Personal information
- Full name: Michael Windisch
- National team: Austria
- Born: 9 August 1976 (age 50) Kimberley, Northern Cape, South Africa
- Height: 1.90 m (6 ft 3 in)
- Weight: 85 kg (187 lb)

Sport
- Sport: Swimming
- Strokes: Butterfly, medley
- Club: Wolfsberger SV
- College team: Nebraska Cornhuskers (US)
- Coach: Rick Paine (AUS) Cal Bentz (US)

= Michael Windisch =

Austrian swimmer

Michael Windisch (born 9 August 1976) is an Austrian former swimmer, who specialized in butterfly and in individual medley events. He is a 2000 Olympian and a member of Wolfsberger Swimming Club in Wolfsberg, Carinthia. While studying in the United States, Windisch was named to the men's GTE Academic All-American athletes' team for the fall season. Although he was born in South Africa, Windisch held a dual residency status to compete internationally for his parents' homeland Austria.

Windisch accepted an athletic scholarship to attend the University of Nebraska–Lincoln in Lincoln, Nebraska, where he majored in international business, and swam for the Nebraska Cornhuskers swimming and diving team under head coach Cal Bentz. While swimming for the Cornhuskers, he received five All-American honours, and set school records in the 500-yard freestyle (4:22.01) and 1650-yard freestyle (15:17.19). He finished fourth in the 400-yard individual medley (3:45.40) at the 2000 NCAA championships, and was also named to the men's GTE Academic All-American athletes' team for the fall season.
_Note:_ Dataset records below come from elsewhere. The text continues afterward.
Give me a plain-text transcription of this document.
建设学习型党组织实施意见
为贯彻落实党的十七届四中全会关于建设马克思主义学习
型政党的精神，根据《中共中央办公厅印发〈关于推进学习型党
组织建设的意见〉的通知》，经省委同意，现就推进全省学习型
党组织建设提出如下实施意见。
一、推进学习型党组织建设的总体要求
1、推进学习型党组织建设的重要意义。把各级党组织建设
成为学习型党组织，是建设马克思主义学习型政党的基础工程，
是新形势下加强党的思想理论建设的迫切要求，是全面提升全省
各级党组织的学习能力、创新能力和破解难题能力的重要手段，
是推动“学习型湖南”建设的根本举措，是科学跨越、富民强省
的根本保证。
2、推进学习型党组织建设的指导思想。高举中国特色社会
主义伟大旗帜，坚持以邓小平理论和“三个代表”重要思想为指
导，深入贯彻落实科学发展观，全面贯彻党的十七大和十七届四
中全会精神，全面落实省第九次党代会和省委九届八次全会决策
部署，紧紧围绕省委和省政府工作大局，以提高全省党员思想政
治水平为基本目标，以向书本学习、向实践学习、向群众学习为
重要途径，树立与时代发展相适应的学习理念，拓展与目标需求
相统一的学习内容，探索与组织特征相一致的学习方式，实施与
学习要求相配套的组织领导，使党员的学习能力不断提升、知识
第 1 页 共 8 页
Windisch competed in three individual events for Austria at the 2000 Summer Olympics in Sydney. He achieved a FINA A-cut of 4:22.94 (400 m individual medley) from the US National Championships in Federal Way, Washington. On the second day of the Games, Windisch placed twenty-sixth in the 400 m individual medley. Swimming in heat four, he rounded out the field to last place by 0.24 of a second behind Great Britain's Simon Militis in 4:24.62. Two days later, in the 200 m butterfly, Windisch established an Austrian record of 2:01.20 from heat three, but his time was only enough to pull off a twenty-eighth-place effort. In his final event, 200 m individual medley, Windisch could not achieve his best result on the morning prelims, finishing in twenty-seventh place with a time of 2:05.15.